/ 15 April 2021

Environmental organisations demand halt to unnecessary plastic production

Plastics industry needs policing
The first round of plastic treaty negotiations saw positive outcomes but oil producing countries, at the behest of big oil and petrochemical companies, could dominate the treaty discussions. (Waldo Swiegers/Bloomberg/Getty Images)

A group of nongovernmental organisations IS calling for the department of forestry, fisheries and the environment to introduce stricter regulations for companies that manufacture and sell plastic products. 

“The plastic industry continues to capitalise on ‘false solutions’ to the plastic pollution crisis and promote recycling as the sole solution, we know that this is not enough,” the coalition said in a statement. 

“We call on the department to apply meaningful measures that stop unnecessary plastic production at the source, long before it enters our lives.”

Plastic pollution is known to be one the most serious environmental and social issues facing the world.

According to Greenpeace Africa’s Angelo Louw: “Plastic is a threat to our health. Research repeatedly shows the health of the environment is closely linked to human health. In the context of the current pandemic, it has never been more important to put in place measures to prevent further threats to our safety.” 

A recent study that paints a clear picture of the dangers of plastic pollution has been released by the journal Proceeding of the National Academy of Sciences of the United States of America. 

The study, Constraining the Atmospheric Limb of the Plastic Cycle, has found that plastic recycles through oceans, roads and agricultural land to become plastic dust, which can be churned into the atmosphere and spread across continents.

“We found a lot of legacy plastic pollution everywhere we looked; it travels in the atmosphere and it deposits all over the world. This plastic is not new from this year. It’s from what we’ve already dumped into the environment over several decades,” according to the lead author of the study, Janice Brahney.

The study also shows that atmospheric microplastics are primarily derived from secondary re-emission sources.

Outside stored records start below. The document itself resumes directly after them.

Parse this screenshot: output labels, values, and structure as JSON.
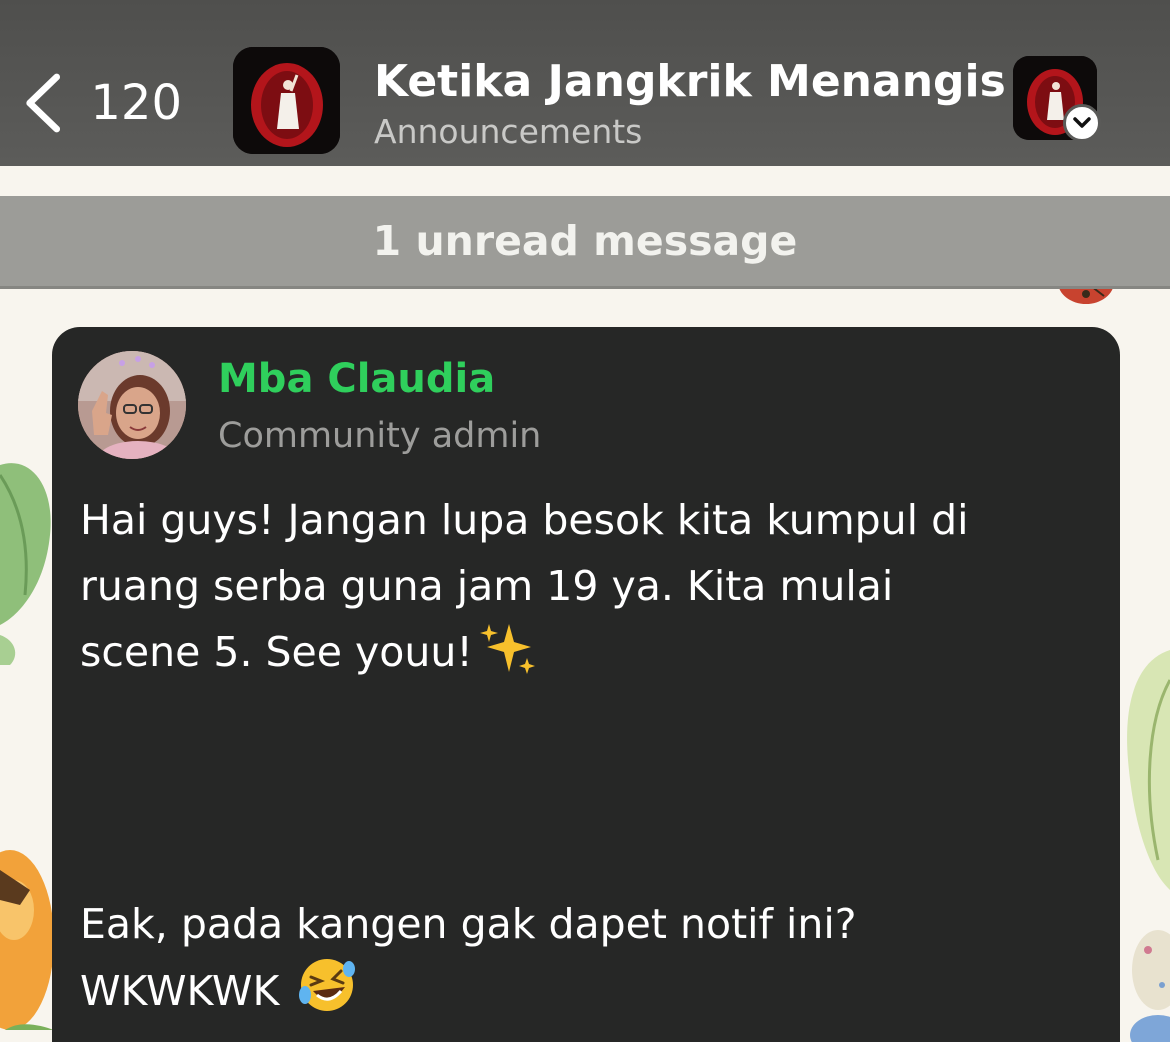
{
  "header": {
    "back_count": "120",
    "group_title": "Ketika Jangkrik Menangis",
    "group_subtitle": "Announcements",
    "icons": {
      "back": "chevron-left-icon",
      "switcher": "chevron-down-icon"
    }
  },
  "unread_banner": {
    "text": "1 unread message"
  },
  "message": {
    "sender_name": "Mba Claudia",
    "sender_role": "Community admin",
    "paragraph_1": [
      "Hai guys! Jangan lupa besok kita kumpul di",
      "ruang serba guna jam 19 ya. Kita mulai",
      "scene 5. See youu!"
    ],
    "paragraph_1_emoji": "sparkles",
    "paragraph_2": [
      "Eak, pada kangen gak dapet notif ini?",
      "WKWKWK"
    ],
    "paragraph_2_emoji": "rolling-on-floor-laughing"
  },
  "colors": {
    "header_bg": "#565654",
    "unread_bg": "#9c9c98",
    "card_bg": "#262726",
    "sender_name": "#2fcf5c",
    "wallpaper": "#f8f5ee"
  }
}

The study entailed “in situ observations of microplastic deposition combined with an atmospheric transport model and optimal estimation techniques to test hypotheses of the most likely sources of atmospheric plastic”. 

“Results suggest that atmospheric microplastics in the western United States are primarily derived from secondary re-emission sources including roads (84%), the ocean (11%), and agricultural soil dust (5%),” the study found. 

A recent report by the United Nations describes how plastic can be a danger to human health. And the report says those living in squalor and poverty are the most likely to suffer the brunt of plastic pollution.

For the Brahney study, researchers collected atmospheric microplastic data between December 2017 and January 2019 from western America, where 84% of microscopic shards came from road dust, a result of cars and trucks agitating the plastic. 

The study found that when large clusters of  plastic merged into pods of plastic islands on the oceans, oceanic action grinds them into micron-size particles that are carried into the atmosphere by wind. 

“It’s amazing that this much plastic is in the atmosphere at that level, and unfortunately accumulating in the oceans and on land and just recirculating and moving everywhere, including remote places,” Brahney said. 

“Using our best estimate of plastic sources and modelled transport pathways, most continents are net importers of microplastics from the marine environment,” she said. 

“This underscores the cumulative role of legacy pollution in the atmospheric burden of plastic.”